There are already two way more sophisticated (forgive me my bias) implementations in Clang that are for checking if two statements or decls are the same.

  1. ODRHash, used in modules to discover ODR violations
  2. ASTStructuralEquivalenceContext, used in ASTImporter to discover if two AST nodes are the same or not (as a side effect we diagnose ODR violations as well).

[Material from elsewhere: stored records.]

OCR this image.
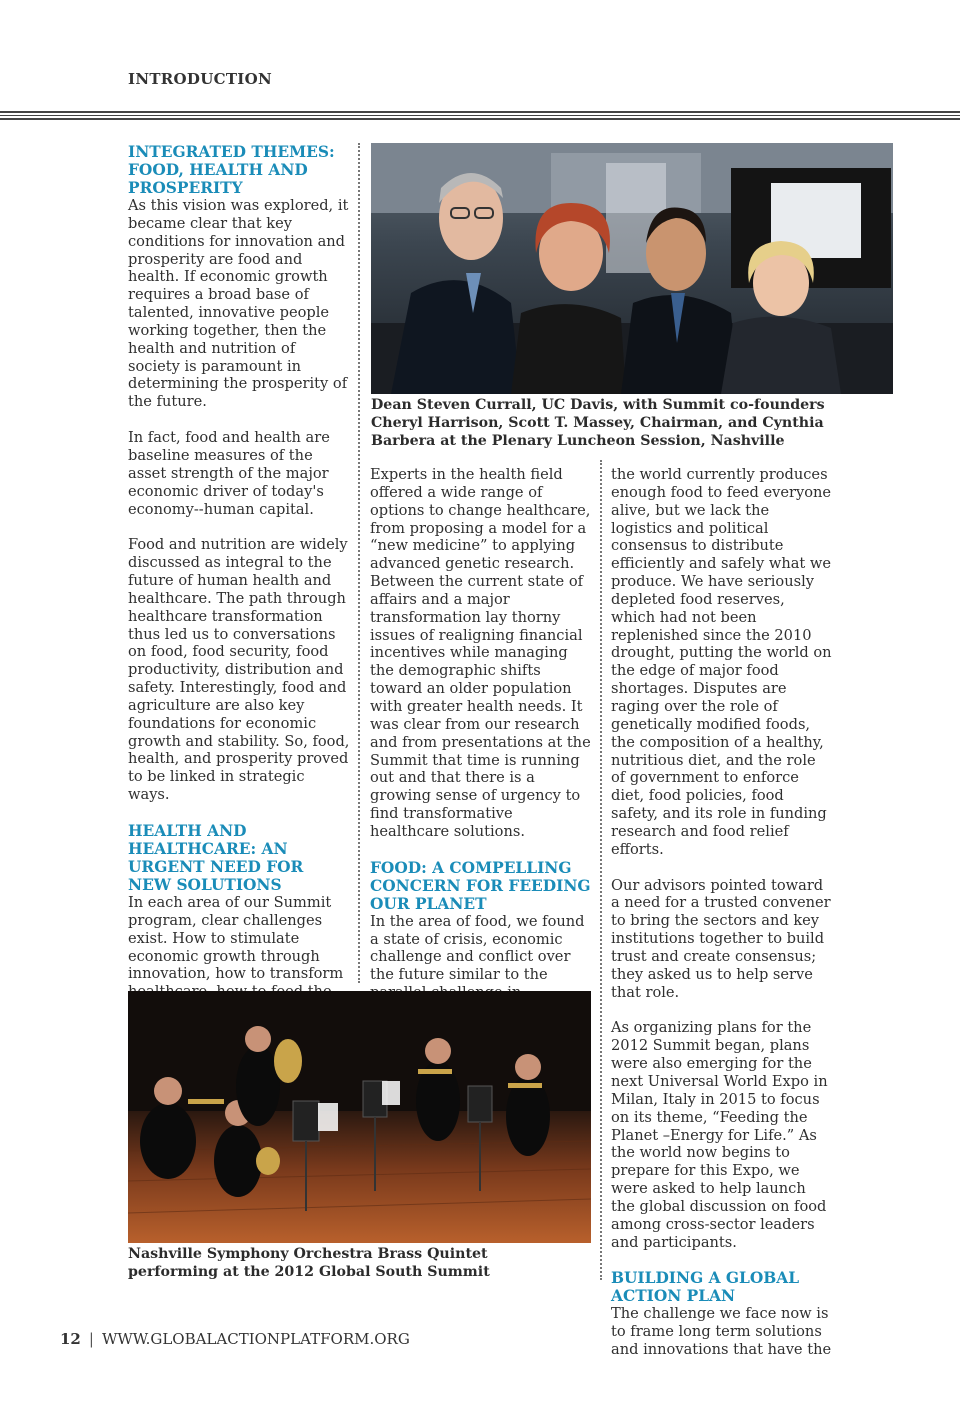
INTRODUCTION

INTEGRATED THEMES:
FOOD, HEALTH AND
PROSPERITY

As this vision was explored, it became clear that key conditions for innovation and prosperity are food and health. If economic growth requires a broad base of talented, innovative people working together, then the health and nutrition of society is paramount in determining the prosperity of the future.

In fact, food and health are baseline measures of the asset strength of the major economic driver of today's economy--human capital.

Food and nutrition are widely discussed as integral to the future of human health and healthcare. The path through healthcare transformation thus led us to conversations on food, food security, food productivity, distribution and safety. Interestingly, food and agriculture are also key foundations for economic growth and stability. So, food, health, and prosperity proved to be linked in strategic ways.

HEALTH AND HEALTHCARE: AN URGENT NEED FOR NEW SOLUTIONS

In each area of our Summit program, clear challenges exist. How to stimulate economic growth through innovation, how to transform

Dean Steven Currall, UC Davis, with Summit co-founders Cheryl Harrison, Scott T. Massey, Chairman, and Cynthia Barbera at the Plenary Luncheon Session, Nashville

Experts in the health field offered a wide range of options to change healthcare, from proposing a model for a “new medicine” to applying advanced genetic research. Between the current state of affairs and a major transformation lay thorny issues of realigning financial incentives while managing the demographic shifts toward an older population with greater health needs. It was clear from our research and from presentations at the Summit that time is running out and that there is a growing sense of urgency to find transformative healthcare solutions.

FOOD: A COMPELLING CONCERN FOR FEEDING OUR PLANET

In the area of food, we found a state of crisis, economic challenge and conflict over the future similar to the

the world currently produces enough food to feed everyone alive, but we lack the logistics and political consensus to distribute efficiently and safely what we produce. We have seriously depleted food reserves, which had not been replenished since the 2010 drought, putting the world on the edge of major food shortages. Disputes are raging over the role of genetically modified foods, the composition of a healthy, nutritious diet, and the role of government to enforce diet, food policies, food safety, and its role in funding research and food relief efforts.

Our advisors pointed toward a need for a trusted convener to bring the sectors and key institutions together to build trust and create consensus; they asked us to help serve that role.

As organizing plans for the 2012 Summit began, plans were also emerging for the next Universal World Expo in Milan, Italy in 2015 to focus on its theme, “Feeding the Planet –Energy for Life.” As the world now begins to prepare for this Expo, we were asked to help launch the global discussion on food among cross-sector leaders and participants.

BUILDING A GLOBAL ACTION PLAN

The challenge we face now is to frame long term solutions and innovations that have the

Nashville Symphony Orchestra Brass Quintet performing at the 2012 Global South Summit

12 | WWW.GLOBALACTIONPLATFORM.ORG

It is not the first time, when such a similarity check is needed (see https://reviews.llvm.org/D75041). Of course reusing the before mentioned components would require some architectural changes, but it might be beneficial.

There are already two way more sophisticated (forgive me my bias) implementations in Clang that are for checking if two statements or decls are the same.

  1. ODRHash, used in modules to discover ODR violations
  2. ASTStructuralEquivalenceContext, used in ASTImporter to discover if two AST nodes are the same or not (as a side effect we diagnose ODR violations as well).

It is not the first time, when such a similarity check is needed (see https://reviews.llvm.org/D75041). Of course reusing the before mentioned components would require some architectural changes, but it might be beneficial.

I do not quite see the overlap. This patch addresses the structural equivalence of DeclRefExprs: as the std::is_same (or any type trait example) demonstrates, two declarations may be the "same" (e.g. they are both std::false_type::value), but two DeclRefExprs referring to those declarations should not necessarily be considered the "same": the qualifier, specifying the path that was taken to look them up, can matter to a user. It's not a matter of the sophistication of the similarity check, it's a matter of what we mean by similarity.

I do not see DeclRefExprs handled in ODRHash or ASTStructuralEquivalence. I do see NestedNameSpecifiers handled in both, but I don't think the implementation quite matches what is needed here (e.g. in ASTStructuralEquivalence check, if one NNS is a NamespaceAlias, the other one is assumed to be a NamespaceAlias: not what we want). It's probably not worth the trouble to factor something common out of those; though they should certainly be used as a guide to make sure no cases have been missed.